Now during a cycle, especially a non-aromatizing, the "outside" T, exogeneous, or whatever you want to call it isn't going to affect the estrogen levels in the body...its not going to aromatize. Its impossible for havoc, superdrol, pheraplex, halodrol, winstrol, trenbolone, M1T, and so forth to cause raised estrogen levels IF they are truly meant to be non-aromatizing. The fact is, some of these compounds will accidentally aromatise in ways we can't understand because the lack of medical research. In such a situation, you are correct, the outside T may be recognized and aromatized causing estrogenic side effects. To counteract this issue, an Aromatase Inhibitor is utilized, not a SERM. A SERM will only work in blocking gyno, wheres the AI will actually solve the root of the problem.
Any other problems experienced on cycle such as low-libido, lethargy, mood swings, "roid-rage", headaches, insomnia, brain-fog...are caused from the LACK OF natural testosterone that results from using a steroid without testosterone base.
After a cycle, SERMS are used primarily to jumpstart the brain into producing LH. Their primary goal is not to block estrogen after a cycle. Estrogen should be extremely low in textbook case after a non-aromatizing cycle. Think about it...the cycle kills your natural T though the inhibition of LH, without natural T you cannot make any E, the steroid isn't aromatizing so you aren't recieving any E, and now you stopped the cycle...so you have ZERO hormones.

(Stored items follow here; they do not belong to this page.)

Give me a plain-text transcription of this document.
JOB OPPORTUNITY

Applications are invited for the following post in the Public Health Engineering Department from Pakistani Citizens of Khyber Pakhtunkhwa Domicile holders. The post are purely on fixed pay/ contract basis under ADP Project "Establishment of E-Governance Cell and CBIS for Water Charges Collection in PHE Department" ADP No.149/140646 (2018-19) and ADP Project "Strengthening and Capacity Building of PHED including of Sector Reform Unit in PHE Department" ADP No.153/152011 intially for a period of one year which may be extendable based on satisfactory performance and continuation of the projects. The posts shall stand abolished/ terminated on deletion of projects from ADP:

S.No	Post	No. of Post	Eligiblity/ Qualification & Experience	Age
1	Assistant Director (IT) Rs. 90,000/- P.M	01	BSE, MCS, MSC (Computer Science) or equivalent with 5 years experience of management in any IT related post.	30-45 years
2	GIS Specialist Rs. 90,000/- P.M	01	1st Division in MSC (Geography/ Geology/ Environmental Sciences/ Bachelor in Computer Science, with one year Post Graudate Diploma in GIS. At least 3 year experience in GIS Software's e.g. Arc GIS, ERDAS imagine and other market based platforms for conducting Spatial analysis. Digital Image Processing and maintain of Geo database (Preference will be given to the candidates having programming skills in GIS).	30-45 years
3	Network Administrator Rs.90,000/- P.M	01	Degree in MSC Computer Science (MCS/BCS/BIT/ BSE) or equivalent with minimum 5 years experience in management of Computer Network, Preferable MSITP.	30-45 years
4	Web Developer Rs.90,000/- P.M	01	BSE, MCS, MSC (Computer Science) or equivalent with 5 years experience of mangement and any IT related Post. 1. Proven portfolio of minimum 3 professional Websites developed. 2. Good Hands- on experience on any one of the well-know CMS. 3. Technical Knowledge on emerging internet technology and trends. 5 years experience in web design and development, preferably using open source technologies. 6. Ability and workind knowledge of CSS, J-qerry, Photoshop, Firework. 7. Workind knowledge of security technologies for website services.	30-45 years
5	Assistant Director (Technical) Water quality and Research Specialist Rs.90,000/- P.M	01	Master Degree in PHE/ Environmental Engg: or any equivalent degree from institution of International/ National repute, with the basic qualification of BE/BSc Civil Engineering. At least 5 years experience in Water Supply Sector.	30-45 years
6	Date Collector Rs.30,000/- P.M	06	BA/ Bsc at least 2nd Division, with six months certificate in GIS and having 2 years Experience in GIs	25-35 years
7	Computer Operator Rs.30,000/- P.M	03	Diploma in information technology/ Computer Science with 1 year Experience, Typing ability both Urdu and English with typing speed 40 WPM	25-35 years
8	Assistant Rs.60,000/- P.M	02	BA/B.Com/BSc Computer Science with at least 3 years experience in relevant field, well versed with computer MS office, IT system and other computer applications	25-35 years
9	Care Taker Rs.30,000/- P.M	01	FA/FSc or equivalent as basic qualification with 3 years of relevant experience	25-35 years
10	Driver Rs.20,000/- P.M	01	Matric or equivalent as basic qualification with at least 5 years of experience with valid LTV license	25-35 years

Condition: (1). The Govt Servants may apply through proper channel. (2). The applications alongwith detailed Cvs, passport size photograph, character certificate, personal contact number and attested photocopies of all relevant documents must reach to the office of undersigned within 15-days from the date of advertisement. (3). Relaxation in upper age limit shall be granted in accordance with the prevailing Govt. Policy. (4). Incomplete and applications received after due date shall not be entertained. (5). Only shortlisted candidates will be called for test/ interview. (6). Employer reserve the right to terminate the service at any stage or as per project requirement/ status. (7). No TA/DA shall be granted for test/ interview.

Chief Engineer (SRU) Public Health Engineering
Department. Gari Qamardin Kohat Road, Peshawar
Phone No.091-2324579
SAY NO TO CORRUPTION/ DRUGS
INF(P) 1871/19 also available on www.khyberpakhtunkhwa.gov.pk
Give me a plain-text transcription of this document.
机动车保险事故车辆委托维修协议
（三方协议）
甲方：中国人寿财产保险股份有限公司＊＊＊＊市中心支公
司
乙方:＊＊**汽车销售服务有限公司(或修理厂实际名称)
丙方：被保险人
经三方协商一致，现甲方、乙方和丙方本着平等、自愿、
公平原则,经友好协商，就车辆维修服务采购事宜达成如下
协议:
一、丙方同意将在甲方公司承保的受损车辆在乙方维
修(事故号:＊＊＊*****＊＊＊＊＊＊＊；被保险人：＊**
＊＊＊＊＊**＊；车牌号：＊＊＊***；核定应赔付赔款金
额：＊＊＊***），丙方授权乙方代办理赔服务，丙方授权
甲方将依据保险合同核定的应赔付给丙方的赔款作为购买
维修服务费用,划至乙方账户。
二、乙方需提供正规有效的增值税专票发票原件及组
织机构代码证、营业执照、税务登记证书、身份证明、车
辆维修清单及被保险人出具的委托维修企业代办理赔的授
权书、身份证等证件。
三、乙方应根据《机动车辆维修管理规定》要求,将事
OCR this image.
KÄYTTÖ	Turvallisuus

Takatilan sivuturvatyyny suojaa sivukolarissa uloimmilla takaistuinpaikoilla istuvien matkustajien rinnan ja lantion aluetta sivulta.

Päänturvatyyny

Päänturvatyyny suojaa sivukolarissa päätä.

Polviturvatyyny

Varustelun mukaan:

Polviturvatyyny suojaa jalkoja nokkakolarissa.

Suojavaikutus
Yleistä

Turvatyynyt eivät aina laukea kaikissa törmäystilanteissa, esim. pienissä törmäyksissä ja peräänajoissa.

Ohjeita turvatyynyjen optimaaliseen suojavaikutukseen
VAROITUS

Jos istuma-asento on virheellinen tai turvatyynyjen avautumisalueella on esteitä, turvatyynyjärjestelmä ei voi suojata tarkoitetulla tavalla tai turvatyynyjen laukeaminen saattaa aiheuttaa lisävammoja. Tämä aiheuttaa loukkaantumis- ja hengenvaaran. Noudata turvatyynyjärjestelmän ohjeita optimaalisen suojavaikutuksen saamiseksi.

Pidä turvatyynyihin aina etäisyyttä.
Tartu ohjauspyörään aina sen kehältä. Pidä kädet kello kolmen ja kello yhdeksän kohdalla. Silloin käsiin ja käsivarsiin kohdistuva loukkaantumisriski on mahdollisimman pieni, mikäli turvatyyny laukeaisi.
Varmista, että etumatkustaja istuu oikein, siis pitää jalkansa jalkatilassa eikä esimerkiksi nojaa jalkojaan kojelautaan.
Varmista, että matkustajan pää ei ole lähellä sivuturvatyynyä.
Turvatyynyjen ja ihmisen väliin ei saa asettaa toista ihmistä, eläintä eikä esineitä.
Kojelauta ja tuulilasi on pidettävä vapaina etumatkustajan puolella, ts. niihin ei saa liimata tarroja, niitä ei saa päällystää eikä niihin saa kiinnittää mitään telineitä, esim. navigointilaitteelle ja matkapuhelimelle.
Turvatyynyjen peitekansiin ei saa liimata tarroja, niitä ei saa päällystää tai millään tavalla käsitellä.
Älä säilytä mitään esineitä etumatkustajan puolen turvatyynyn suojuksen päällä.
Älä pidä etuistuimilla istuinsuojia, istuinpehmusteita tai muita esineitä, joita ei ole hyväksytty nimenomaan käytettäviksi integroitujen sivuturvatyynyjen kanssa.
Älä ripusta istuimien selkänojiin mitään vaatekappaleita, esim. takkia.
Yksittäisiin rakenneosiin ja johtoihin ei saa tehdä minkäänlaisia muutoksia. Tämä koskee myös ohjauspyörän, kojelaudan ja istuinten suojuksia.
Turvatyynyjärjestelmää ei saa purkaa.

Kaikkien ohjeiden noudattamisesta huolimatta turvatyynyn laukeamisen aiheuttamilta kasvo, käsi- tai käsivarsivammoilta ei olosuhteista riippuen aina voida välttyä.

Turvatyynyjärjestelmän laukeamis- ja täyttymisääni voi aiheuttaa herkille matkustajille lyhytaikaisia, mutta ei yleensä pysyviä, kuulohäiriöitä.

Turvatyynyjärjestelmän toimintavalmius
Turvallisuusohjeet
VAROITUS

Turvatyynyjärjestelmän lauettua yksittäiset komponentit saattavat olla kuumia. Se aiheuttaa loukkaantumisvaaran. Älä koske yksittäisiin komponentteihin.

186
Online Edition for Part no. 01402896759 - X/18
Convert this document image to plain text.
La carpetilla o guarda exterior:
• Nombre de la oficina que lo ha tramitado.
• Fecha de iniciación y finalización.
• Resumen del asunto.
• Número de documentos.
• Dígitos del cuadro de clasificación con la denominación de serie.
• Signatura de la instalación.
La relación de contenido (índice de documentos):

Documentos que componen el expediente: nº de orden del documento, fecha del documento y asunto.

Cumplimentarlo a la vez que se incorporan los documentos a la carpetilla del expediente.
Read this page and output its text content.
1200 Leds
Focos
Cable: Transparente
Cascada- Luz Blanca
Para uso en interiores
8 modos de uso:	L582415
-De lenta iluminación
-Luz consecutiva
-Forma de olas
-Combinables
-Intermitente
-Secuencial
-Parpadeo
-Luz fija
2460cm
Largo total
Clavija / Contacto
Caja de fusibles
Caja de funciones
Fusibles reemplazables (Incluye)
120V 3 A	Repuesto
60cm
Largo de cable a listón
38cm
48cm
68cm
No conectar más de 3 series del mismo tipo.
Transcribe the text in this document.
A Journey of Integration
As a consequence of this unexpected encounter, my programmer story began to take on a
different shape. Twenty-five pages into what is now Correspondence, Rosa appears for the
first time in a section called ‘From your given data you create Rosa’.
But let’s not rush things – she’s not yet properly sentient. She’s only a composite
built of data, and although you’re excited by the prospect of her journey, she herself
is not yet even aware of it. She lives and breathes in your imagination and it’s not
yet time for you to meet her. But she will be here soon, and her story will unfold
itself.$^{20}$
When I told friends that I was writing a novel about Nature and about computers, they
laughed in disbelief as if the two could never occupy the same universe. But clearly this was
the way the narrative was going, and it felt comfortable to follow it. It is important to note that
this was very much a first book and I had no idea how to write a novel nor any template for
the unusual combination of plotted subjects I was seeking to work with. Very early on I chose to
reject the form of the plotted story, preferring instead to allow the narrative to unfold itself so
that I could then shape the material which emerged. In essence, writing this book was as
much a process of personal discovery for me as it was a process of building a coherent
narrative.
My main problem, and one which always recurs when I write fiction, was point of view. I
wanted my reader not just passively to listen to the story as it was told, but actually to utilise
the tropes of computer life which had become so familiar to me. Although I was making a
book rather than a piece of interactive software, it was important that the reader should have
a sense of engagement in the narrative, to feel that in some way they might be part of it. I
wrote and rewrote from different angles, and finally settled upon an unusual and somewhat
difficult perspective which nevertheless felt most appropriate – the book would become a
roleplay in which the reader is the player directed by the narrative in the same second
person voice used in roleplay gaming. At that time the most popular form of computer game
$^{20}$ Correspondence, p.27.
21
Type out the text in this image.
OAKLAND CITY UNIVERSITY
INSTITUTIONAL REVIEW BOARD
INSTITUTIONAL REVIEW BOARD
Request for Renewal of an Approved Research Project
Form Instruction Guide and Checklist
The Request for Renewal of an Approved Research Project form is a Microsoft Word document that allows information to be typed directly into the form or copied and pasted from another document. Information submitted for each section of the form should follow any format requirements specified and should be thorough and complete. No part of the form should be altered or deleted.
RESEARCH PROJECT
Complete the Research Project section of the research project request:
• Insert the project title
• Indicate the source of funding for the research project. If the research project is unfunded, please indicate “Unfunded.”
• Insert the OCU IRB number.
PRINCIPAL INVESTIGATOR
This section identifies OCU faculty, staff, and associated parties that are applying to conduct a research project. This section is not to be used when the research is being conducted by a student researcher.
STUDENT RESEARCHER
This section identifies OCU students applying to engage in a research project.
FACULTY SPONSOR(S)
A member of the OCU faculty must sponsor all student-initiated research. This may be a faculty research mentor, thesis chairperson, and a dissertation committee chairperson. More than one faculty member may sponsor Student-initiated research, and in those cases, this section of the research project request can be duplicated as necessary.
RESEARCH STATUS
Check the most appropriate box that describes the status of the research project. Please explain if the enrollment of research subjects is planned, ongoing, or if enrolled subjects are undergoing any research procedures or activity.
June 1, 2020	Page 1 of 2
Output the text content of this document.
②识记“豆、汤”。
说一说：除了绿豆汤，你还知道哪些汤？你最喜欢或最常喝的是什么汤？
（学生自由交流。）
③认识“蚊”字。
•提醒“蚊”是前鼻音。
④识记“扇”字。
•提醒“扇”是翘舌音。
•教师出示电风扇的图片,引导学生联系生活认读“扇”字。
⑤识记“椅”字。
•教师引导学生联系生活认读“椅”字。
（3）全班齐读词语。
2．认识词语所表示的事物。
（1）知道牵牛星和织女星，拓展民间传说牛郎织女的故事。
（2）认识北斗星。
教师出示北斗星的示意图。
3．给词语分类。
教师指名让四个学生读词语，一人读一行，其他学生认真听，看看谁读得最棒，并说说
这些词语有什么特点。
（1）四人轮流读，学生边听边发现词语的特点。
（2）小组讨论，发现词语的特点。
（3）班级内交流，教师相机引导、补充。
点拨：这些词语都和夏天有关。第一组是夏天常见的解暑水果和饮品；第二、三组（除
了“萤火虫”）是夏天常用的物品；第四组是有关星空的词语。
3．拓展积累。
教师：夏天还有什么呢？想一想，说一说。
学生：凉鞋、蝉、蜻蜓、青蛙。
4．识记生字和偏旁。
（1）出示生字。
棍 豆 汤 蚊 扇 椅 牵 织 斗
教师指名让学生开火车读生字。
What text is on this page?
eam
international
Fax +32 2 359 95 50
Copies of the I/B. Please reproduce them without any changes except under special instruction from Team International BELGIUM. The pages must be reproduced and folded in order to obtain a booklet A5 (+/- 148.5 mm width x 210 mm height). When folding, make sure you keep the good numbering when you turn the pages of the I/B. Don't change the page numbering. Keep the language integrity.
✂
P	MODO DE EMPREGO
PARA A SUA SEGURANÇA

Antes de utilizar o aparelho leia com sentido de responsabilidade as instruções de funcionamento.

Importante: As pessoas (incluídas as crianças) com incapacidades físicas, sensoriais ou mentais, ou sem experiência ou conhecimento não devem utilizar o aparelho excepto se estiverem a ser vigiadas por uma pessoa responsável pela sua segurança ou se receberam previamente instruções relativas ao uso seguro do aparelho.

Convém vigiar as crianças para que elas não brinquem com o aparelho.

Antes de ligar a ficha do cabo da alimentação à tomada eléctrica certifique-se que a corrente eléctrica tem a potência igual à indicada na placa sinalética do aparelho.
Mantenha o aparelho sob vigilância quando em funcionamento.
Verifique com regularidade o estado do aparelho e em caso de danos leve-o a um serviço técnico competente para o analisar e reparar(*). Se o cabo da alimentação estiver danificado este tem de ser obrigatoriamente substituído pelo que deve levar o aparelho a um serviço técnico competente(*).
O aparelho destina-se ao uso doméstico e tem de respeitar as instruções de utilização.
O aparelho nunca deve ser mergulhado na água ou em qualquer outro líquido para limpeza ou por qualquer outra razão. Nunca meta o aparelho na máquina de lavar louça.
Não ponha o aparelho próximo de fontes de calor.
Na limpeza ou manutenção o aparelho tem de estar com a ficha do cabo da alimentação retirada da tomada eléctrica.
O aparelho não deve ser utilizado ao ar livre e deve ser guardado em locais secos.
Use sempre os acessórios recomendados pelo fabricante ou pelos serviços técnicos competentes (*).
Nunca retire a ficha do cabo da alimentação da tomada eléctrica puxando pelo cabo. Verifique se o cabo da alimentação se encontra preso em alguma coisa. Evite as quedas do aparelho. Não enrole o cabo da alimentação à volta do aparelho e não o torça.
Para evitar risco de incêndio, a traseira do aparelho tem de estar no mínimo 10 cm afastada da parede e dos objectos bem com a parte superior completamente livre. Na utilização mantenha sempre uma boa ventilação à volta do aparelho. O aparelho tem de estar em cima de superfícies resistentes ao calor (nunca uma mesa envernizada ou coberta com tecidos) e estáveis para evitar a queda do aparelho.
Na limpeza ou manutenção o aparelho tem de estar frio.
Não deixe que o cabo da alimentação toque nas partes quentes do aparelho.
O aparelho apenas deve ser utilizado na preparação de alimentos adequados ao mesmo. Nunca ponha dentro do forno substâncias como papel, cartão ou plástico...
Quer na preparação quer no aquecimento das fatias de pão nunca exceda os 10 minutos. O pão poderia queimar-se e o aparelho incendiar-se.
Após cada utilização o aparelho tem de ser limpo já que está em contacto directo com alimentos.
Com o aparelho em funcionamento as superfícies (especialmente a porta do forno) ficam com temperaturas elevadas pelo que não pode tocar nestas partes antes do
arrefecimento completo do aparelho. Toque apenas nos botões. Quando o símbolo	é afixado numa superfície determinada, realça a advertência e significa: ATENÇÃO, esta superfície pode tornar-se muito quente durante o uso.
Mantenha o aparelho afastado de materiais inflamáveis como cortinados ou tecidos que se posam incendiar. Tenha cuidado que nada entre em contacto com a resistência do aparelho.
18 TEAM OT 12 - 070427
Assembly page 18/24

The SERM is most powerful test booster of all time. Clomid hits your pituitary hard and forces high levels of LH. Testosterone flood your system from 0-lets say 700ng/dl...on top of this, you E levels have been suppressed and the non-aromatizing hormone can cause your aromatase enzyme to fight back and overproduce causing that T to convert massively to E....the SERM will block the breast tissue to even things out and then an AI can be administered to slowly bring the aromatase enzyme back down to stable levels as you discontinue the SERM.
Just trying to help you clear some things up. So in regard to a test booster, theres no supression of estrogen, unless you are using an AI based test booster...where in that case it just drops E and raises the ratio of T. Then all you need to do is taper down. Natural test booster are NOT "outside" T as well, so they won't cause estrogenic problems.